En la era de la Inteligencia Artificial (IA), uno de los desafíos y preocupaciones más grandes son los límites éticos que implica el uso de las herramientas de IA. En este sentido, una de las grandes tecnológicas, Google, incorporó al filósofo inglés Henry Shevlin a su división de inteligencia artificial, Deepmind (el paraguas que aloja todos los proyectos de IA como Gemini o Gemma, cada uno con distintos enfoques). Profesor de la Universidad de Cambridge y especialista en ética y ciencias cognitivas, Shevlin se integra al equipo de Google para explorar el vínculo entre los humanos y la IA.
En la actualidad, la IA ya es parte de la mayoría de industrias en todo el mundo. Algunas han reemplazado roles enteros, dejando a miles de personas sin trabajo. También penetró profundamente en el área educativa, cambiando rápidamente los modelos de enseñanza tradicionales, teniendo efectos ya visibles en niños y adolescentes. Todo esto hace a un contexto sumamente incierto y, para la gran mayoría, desconocido, al tratarse de un mundo que cambia cada vez más rápido, a un ritmo que pocos pueden acompasar.

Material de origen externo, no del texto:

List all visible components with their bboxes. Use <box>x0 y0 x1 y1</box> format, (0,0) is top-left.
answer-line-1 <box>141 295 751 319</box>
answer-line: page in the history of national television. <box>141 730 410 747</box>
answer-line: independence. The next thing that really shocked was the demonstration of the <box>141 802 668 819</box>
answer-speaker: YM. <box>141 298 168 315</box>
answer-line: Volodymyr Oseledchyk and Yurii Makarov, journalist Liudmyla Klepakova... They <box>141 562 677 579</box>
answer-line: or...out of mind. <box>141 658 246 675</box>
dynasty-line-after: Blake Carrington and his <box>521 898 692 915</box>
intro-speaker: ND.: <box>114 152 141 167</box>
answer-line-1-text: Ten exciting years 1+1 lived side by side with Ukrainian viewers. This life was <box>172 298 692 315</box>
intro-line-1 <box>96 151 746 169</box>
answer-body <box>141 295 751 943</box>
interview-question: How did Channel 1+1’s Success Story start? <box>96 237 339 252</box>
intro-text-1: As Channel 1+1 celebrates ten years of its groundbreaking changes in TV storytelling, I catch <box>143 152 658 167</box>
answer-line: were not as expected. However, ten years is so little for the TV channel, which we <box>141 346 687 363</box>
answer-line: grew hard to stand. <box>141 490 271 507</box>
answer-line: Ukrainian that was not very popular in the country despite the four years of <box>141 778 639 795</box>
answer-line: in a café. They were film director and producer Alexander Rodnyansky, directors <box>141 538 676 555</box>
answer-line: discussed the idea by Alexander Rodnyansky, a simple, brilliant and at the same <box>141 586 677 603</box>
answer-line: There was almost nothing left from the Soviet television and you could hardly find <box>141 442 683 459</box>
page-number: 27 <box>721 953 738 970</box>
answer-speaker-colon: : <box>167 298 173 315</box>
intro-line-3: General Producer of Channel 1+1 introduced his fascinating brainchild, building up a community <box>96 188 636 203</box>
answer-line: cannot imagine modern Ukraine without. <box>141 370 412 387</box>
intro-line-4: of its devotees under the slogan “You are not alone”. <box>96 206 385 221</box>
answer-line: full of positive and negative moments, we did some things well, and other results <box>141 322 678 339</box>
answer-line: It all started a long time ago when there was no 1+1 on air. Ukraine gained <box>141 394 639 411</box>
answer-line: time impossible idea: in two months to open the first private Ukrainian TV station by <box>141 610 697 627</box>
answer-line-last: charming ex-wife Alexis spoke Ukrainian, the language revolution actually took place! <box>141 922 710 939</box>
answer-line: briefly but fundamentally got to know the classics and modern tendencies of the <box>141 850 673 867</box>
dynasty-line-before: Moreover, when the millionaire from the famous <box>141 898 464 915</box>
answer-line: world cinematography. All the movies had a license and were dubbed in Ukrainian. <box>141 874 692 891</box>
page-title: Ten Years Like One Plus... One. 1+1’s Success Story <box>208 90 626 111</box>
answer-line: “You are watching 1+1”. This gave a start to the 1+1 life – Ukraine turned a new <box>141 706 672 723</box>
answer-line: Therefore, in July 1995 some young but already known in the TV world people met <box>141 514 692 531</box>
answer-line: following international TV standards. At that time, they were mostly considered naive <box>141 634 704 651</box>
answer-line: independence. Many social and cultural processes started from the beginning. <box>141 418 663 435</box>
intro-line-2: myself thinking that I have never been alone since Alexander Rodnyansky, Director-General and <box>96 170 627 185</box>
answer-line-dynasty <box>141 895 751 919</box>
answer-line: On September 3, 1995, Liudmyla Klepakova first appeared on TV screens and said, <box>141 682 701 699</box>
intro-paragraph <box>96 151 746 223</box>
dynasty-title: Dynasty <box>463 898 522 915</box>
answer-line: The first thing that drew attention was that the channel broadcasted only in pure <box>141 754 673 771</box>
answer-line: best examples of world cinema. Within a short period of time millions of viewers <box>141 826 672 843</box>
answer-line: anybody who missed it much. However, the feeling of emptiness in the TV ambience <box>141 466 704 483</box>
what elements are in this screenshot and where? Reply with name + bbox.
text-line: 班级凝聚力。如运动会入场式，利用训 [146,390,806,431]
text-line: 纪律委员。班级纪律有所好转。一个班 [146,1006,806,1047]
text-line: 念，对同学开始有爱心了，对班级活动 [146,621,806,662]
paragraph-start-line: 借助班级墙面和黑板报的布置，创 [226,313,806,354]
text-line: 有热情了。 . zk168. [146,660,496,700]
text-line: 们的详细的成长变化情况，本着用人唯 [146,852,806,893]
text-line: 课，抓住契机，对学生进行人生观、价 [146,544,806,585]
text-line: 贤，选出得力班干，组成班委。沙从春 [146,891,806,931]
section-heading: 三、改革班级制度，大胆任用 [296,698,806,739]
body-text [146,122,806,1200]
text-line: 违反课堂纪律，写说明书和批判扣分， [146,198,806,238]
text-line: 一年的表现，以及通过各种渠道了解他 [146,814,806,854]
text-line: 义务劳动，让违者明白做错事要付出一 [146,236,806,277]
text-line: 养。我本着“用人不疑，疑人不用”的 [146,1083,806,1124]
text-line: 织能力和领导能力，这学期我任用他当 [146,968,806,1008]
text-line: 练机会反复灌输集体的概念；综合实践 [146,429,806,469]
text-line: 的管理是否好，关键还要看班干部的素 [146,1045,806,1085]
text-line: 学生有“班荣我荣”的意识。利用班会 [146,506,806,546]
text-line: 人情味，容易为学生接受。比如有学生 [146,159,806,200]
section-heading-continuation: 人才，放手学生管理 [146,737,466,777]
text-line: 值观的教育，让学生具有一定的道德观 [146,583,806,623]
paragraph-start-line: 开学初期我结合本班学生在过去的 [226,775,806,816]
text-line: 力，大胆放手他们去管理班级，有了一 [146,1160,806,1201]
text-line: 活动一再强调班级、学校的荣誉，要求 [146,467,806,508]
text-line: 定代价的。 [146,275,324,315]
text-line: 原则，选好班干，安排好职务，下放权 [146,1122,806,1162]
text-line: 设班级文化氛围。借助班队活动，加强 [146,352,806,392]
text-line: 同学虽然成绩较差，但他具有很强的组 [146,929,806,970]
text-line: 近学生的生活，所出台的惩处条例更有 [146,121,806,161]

¿Por qué las tecnológicas buscan ahora a científicos cognitivos?
En medio de una carrera tecnológica que parece no tener fin, las grandes compañías buscan captar talento y llenar todos los posibles huecos que sus servicios puedan tener. El hecho que Google haya abierto ad hoc el puesto del filósofo, demuestra un interés por expandir y profundizar el conocimiento de los impactos de sus propias herramientas de IA en las personas. Y con estos conocimientos, avanzar hacia una próxima etapa dentro de esta era de IA.
A pesar que la comunidad científica ya está realizando estudios sobre el impacto de la IA en la vida de las personas, Shevlin buscará las conexiones desde adentro. Con sus estudios en ciencias cognitivas y ética en IA, afirma en su cuenta de X que ahondará en temas como la "consciencia, creatividad, inteligencia, percepción, memoria de corto alcance y la medición psicológica del dolor y el sufrimiento". Todo esto desde un enfoque integral entre el conocimiento e inteligencia no humana: tratándose así tanto de la artificial como la animal.
Esta incorporación de Google se encuentra en un terreno donde aún los límites éticos de la IA no están claros, ya que no existe una regulación nacional o internacional que delimite el accionar de la IA en las diferentes industrias, rubros y aplicaciones de la vida diaria. De ahí que profesionales y especialistas en ciencia, humanidades e IA (todo en conjunto) sean de sumo valor para anticipar y estudiar estos fenómenos que se acercan a la humanidad antes que sea demasiado tarde.